ARTISTIC INSTEAD OF ARTIFICIAL INTELLIGENCE:

OUR COLLABORATION WITH THE JAPANESE DESIGN DUO YOY

RADO TRUE SQUARE UNDIGITAL
RADO TRUE SQUARE UNDIGITAL

In the middle of the digital age, the Japanese design duo YOY is giving one of our best-known faces an update that is as contemporary as it is analogue. The True Square Undigital combines two real design icons. The angular bars of the digital display meet the square Rado ceramic watch. But not everything is as it seems at first glance… This watch is truly smart. And absolutely undigital.

The digital display and the square Rado ceramic watch: both were the epitome of futuristic designs in the 1980s. YOY likes to use such well-known greats and gives them a completely new meaning, creative, clever and humorous. Just like its vision of the Rado True Square. The Undigital plays with the distinctive shapes of the seven-segment display – the classic face of a digital watch – and transfers them to the analogue time display with hands. Luminous white Super-LumiNova clearly stands out, both during the day and in the dark, from the matt black dial, which has a completely puristic appearance.

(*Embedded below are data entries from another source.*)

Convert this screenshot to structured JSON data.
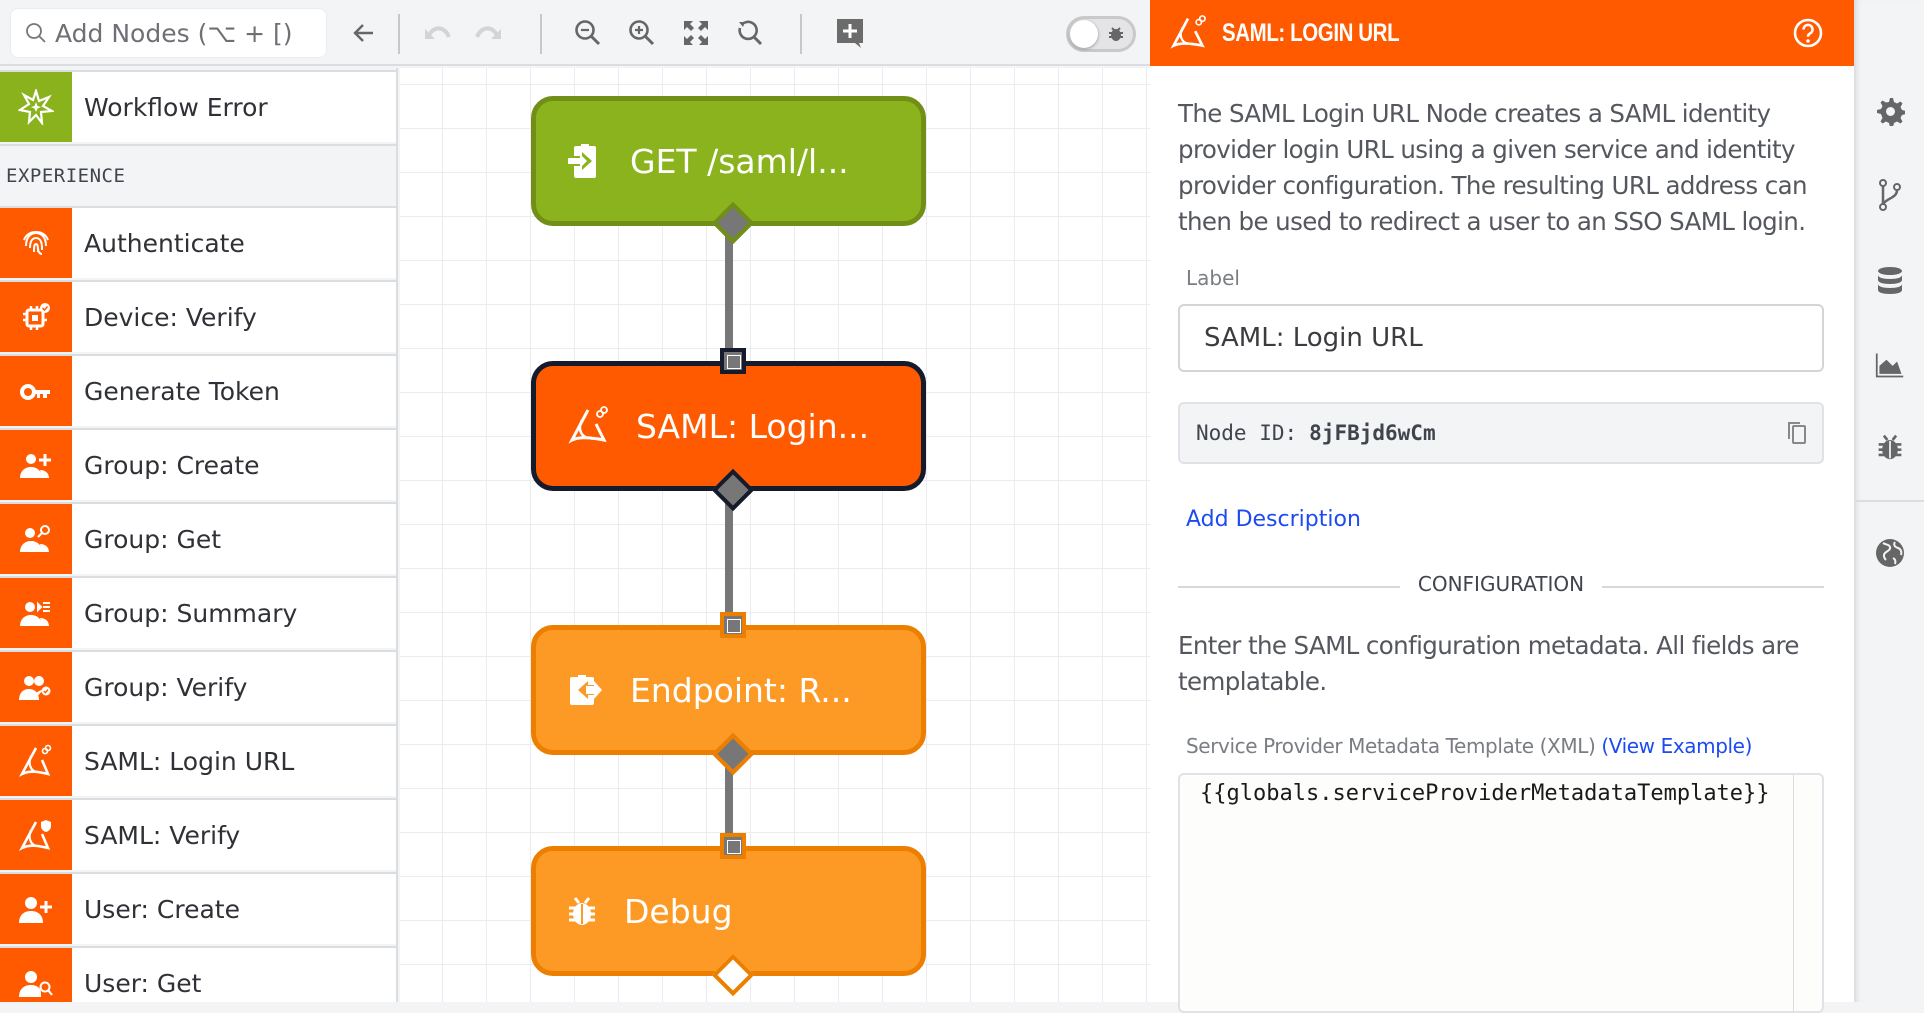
{
  "toolbar": {
    "search_placeholder": "Add Nodes (⌥ + [)",
    "buttons": [
      "back",
      "undo",
      "redo",
      "zoom-out",
      "zoom-in",
      "fit-to-screen",
      "reset-zoom",
      "add-note"
    ],
    "debug_toggle": {
      "on": false
    }
  },
  "palette": {
    "items_top": [
      {
        "label": "Workflow Error",
        "icon": "workflow-error-icon",
        "color": "#89b21d"
      }
    ],
    "section": "EXPERIENCE",
    "items": [
      {
        "label": "Authenticate",
        "icon": "fingerprint-icon"
      },
      {
        "label": "Device: Verify",
        "icon": "device-verify-icon"
      },
      {
        "label": "Generate Token",
        "icon": "key-icon"
      },
      {
        "label": "Group: Create",
        "icon": "group-add-icon"
      },
      {
        "label": "Group: Get",
        "icon": "group-search-icon"
      },
      {
        "label": "Group: Summary",
        "icon": "group-summary-icon"
      },
      {
        "label": "Group: Verify",
        "icon": "group-verify-icon"
      },
      {
        "label": "SAML: Login URL",
        "icon": "saml-link-icon"
      },
      {
        "label": "SAML: Verify",
        "icon": "saml-verify-icon"
      },
      {
        "label": "User: Create",
        "icon": "user-add-icon"
      },
      {
        "label": "User: Get",
        "icon": "user-search-icon"
      }
    ],
    "experience_color": "#ff5a00"
  },
  "canvas": {
    "nodes": [
      {
        "label": "GET /saml/l...",
        "type": "trigger",
        "fill": "#89b21d",
        "border": "#6f8e18",
        "selected": false
      },
      {
        "label": "SAML: Login...",
        "type": "experience",
        "fill": "#ff5a00",
        "border": "#161b2b",
        "selected": true
      },
      {
        "label": "Endpoint: R...",
        "type": "output",
        "fill": "#fd9a26",
        "border": "#ec7f00",
        "selected": false
      },
      {
        "label": "Debug",
        "type": "debug",
        "fill": "#fd9a26",
        "border": "#ec7f00",
        "selected": false
      }
    ]
  },
  "panel": {
    "title": "SAML: Login URL",
    "header_color": "#ff5a00",
    "description": "The SAML Login URL Node creates a SAML identity provider login URL using a given service and identity provider configuration. The resulting URL address can then be used to redirect a user to an SSO SAML login.",
    "label_field_label": "Label",
    "label_value": "SAML: Login URL",
    "node_id_label": "Node ID:",
    "node_id": "8jFBjd6wCm",
    "add_description": "Add Description",
    "section_title": "CONFIGURATION",
    "config_help": "Enter the SAML configuration metadata. All fields are templatable.",
    "sp_label": "Service Provider Metadata Template (XML)",
    "sp_example_link": "(View Example)",
    "sp_value": "{{globals.serviceProviderMetadataTemplate}}"
  },
  "sidebar_icons": [
    "gear-icon",
    "branch-icon",
    "database-icon",
    "chart-icon",
    "bug-icon",
    "globe-icon"
  ]
}
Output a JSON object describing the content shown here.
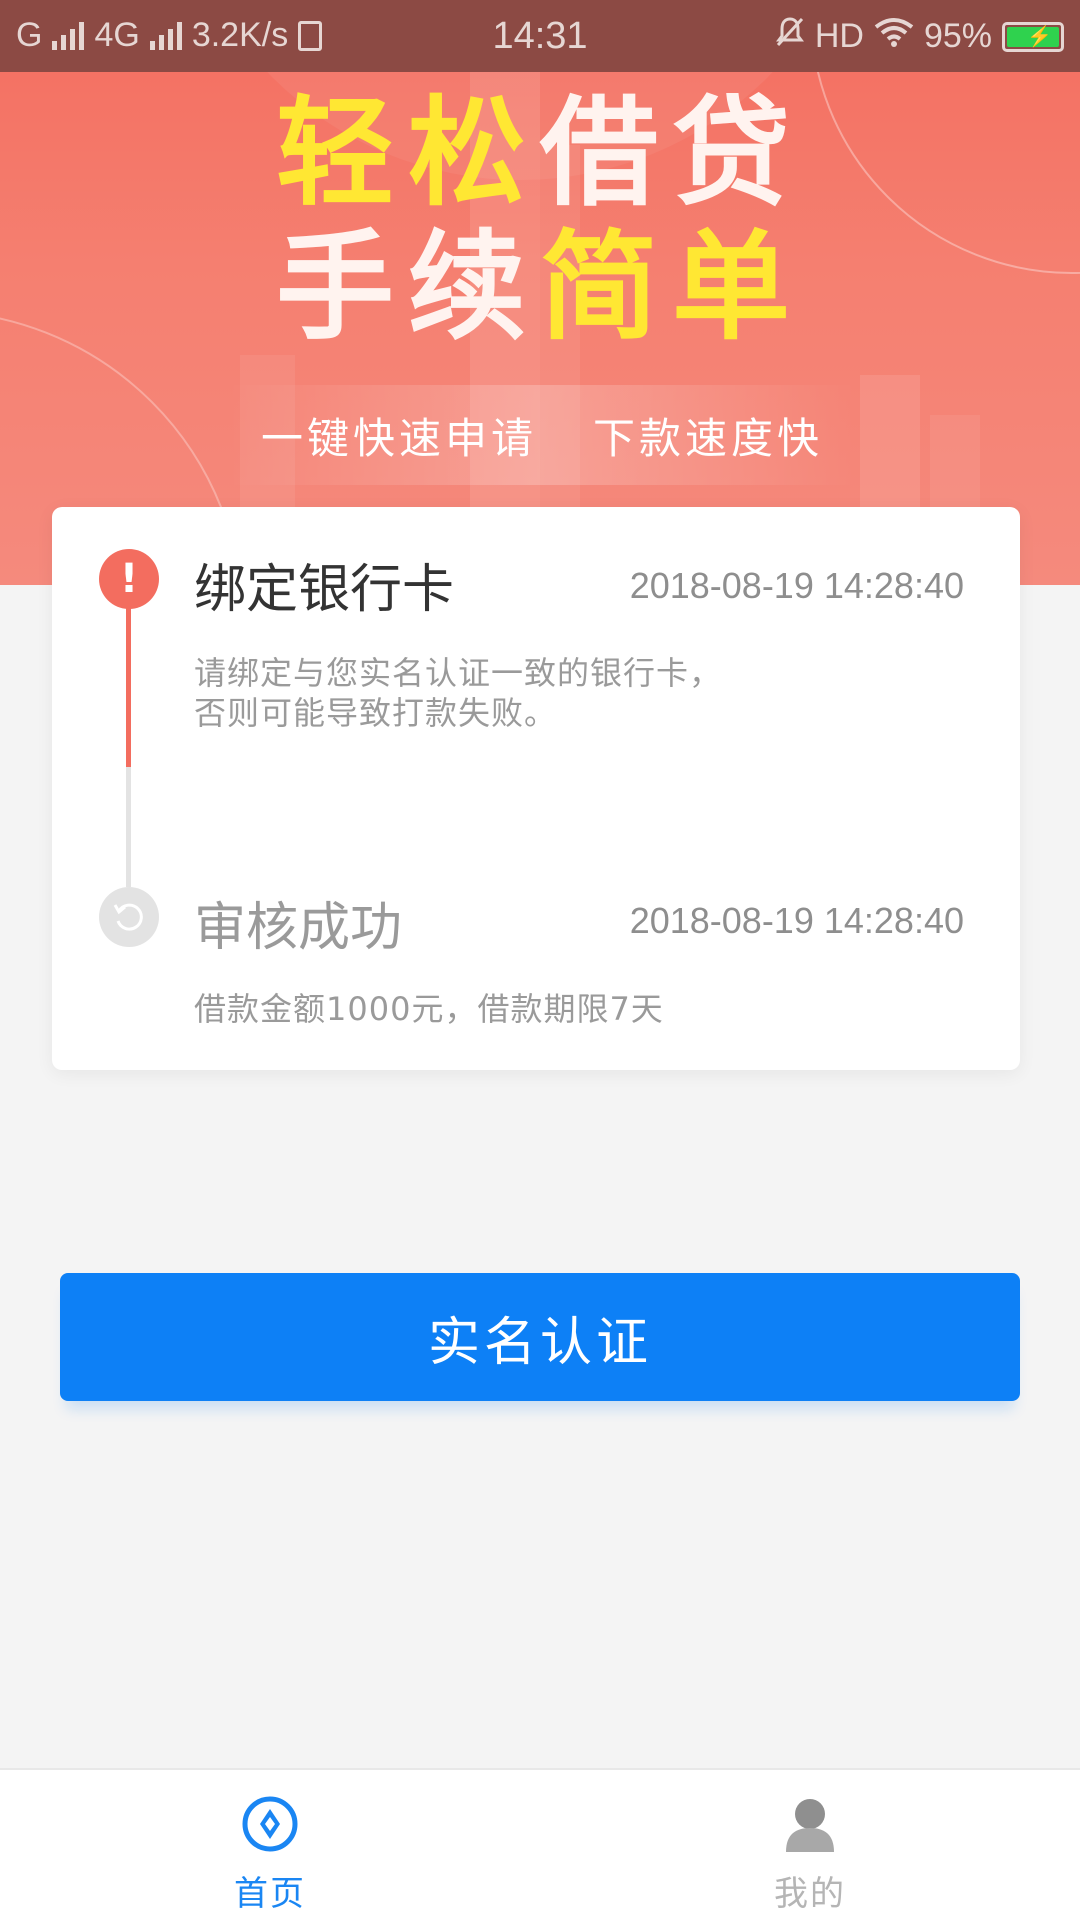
{
  "status_bar": {
    "carrier1": "G",
    "carrier2": "4G",
    "speed": "3.2K/s",
    "time": "14:31",
    "hd": "HD",
    "battery": "95%"
  },
  "banner": {
    "line1_yellow": "轻松",
    "line1_white": "借贷",
    "line2_white": "手续",
    "line2_yellow": "简单",
    "tag1": "一键快速申请",
    "tag2": "下款速度快"
  },
  "steps": [
    {
      "title": "绑定银行卡",
      "time": "2018-08-19 14:28:40",
      "desc": "请绑定与您实名认证一致的银行卡，否则可能导致打款失败。",
      "icon": "alert-icon"
    },
    {
      "title": "审核成功",
      "time": "2018-08-19 14:28:40",
      "desc": "借款金额1000元，借款期限7天",
      "icon": "refresh-icon"
    }
  ],
  "primary_button": {
    "label": "实名认证"
  },
  "bottom_nav": {
    "items": [
      {
        "label": "首页",
        "icon": "home-icon",
        "active": true
      },
      {
        "label": "我的",
        "icon": "user-icon",
        "active": false
      }
    ]
  },
  "colors": {
    "accent": "#f36d5f",
    "primary": "#0d80f6",
    "highlight": "#ffe733"
  }
}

The unique high-tech ceramic case of the True Square provides the appropriate setting and, thanks to its innovative monobloc construction, is ultra-flat at only 9.6 mm high. The matt black PVD-coated titanium back and the smooth, matt black high-tech ceramic bracelet also contribute to the low weight of the watch.

Style icons, contemporary design talents, innovative manufacturing technologies and high-tech materials that impress with a unique feel, durability and scratch resistance: the Rado True Square Undigital combines everything that makes Rado what it is. The watch is driven by a modern mechanical movement whose automatic winding is not only a work of art in itself but also a role model in terms of sustainability – in other words, completely undigital.

About YOY

YOY is a Tokyo-based design studio founded in 2011 by Naoki Ono and Yuki Yamamoto. Under the motto “Between space and object”, they are dedicated to the design of furniture, lighting and interior decoration. Their work can be found all over the world, such as at MoMA. YOY has been awarded numerous international prizes around the world and has been teaching at Musashino Art University since 2015.